Emma annuisce, scendendo dal suo letto con un piccolo salto e atterrando accanto all'amica che, gentilmente, la invita ad uscire fuori il dormitorio. Si siedono l'una accanto all'altra sul gradino all'ingresso, rimanendo in silenzio e in imbarazzo per circa cinque minuti, lasso di tempo in cui entrambe hanno tenuto gli occhi fissi sulla strada che diviene sempre più scura man mano che il sole sparisce al di là della linea dell'orizzonte. Alcuni soldati ritornano dai loro allenamenti, i camion vengono parcheggiati e le guardie ispezionano gli ingressi e le zone più importanti. Poi Martha si gira in direzione dell'amica, prendendo un ampio respiro.
"Lo so che, tempo fa, abbiamo fatto un po' di chiarezza sulla questione e conosco perfettamente quanto il mio comportamento possa essere stato imperdonabile, ma io davvero tengo a te. Sei forse l'unica vera amica che abbia mai avuto qui dentro e parlarti poco, vederti anche di meno in ospedale, mi fa sentire malissimo.

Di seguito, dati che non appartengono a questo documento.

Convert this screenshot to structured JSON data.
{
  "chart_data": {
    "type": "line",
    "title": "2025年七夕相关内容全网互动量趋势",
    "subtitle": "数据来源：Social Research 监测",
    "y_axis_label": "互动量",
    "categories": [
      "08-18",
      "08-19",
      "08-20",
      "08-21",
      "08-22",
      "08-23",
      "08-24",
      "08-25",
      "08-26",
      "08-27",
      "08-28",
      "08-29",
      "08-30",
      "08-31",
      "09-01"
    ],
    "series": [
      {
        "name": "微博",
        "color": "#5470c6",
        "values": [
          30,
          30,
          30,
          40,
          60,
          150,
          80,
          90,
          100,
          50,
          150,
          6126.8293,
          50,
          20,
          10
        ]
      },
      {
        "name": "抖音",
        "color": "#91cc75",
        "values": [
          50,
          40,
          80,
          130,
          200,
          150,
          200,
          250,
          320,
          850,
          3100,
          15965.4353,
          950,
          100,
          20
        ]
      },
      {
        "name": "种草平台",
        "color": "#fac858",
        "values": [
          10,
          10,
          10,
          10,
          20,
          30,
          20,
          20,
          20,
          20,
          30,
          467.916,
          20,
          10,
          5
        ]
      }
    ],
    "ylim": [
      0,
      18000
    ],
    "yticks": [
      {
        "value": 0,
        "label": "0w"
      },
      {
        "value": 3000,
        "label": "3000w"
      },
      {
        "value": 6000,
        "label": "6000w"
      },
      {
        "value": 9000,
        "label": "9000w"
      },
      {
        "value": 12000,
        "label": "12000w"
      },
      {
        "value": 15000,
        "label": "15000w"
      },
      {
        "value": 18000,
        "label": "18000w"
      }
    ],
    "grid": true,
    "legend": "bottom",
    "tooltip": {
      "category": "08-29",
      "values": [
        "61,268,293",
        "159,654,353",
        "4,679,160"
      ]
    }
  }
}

Se potessi tornare indietro, mi sarei tappata la bocca con dello scotch così spesso da evitare di emettere qualsiasi fiato e rovinare il bel rapporto che c'era tra noi. La morte di Joe mi aveva procurato così tanto dolore da non pensare che, magari, qualcuno stesse male quanto me. E mi sono permessa - come l'idiota che sono - di riversare su di te il mio dolore e la mia paura per quello che stava accadendo, per la minaccia che incombeva su questo accampamento." Tira su con il naso. "Sono stata egoista perché non ho pensato neanche per un istante a come stessi tu, reduce dagli interrogatori, traumatizzata dal ritrovamento del corpo.." Una lacrima abbandona il suo viso. Emma tiene i suoi occhi fissi in quelli lucidi di Martha che continua a parlare. "Joe non avrebbe mai accettato un comportamento del genere. Un'amica avrebbe dovuto accoglierti a braccia aperte, tranquillizzarti, tentare di proteggerti dalle occhiate malevole che tutti, nessuno escluso, ti hanno riservato. Sono stata così stronza, Emma. Ed imperdonabile. Ma io non ce la faccio più a vivere con questa controversia nel mio petto e necessitavo di esternarla sebbene tu abbia tutto il diritto, adesso, di andartene e lasciarmi qui fuori come un pesce lesso. E' tutto ciò che merito dopo quello che ti ho fatto." Un singhiozzo fugge dalla sua bocca, mentre Emma stringe le labbra in sua direzione. Martha abbassa la testa ed inizia a piangere di più, portandosi una mano alla bocca, quando sente improvvisamente due braccia stringerla e avvicinarla al petto di Emma. Le lacrime abbandonano più rapidamente i suoi occhi arrossati.
Emma la tiene forte a sè, appoggiandole una mano sulla schiena scossa dai singhiozzi. "Non posso lasciarti qui fuori, Martha, nonostante quello che tu mi abbia fatto. Non è questo che farebbe un'amica."
Martha circonda Emma con le sue braccia magre, chiudendo gli occhi.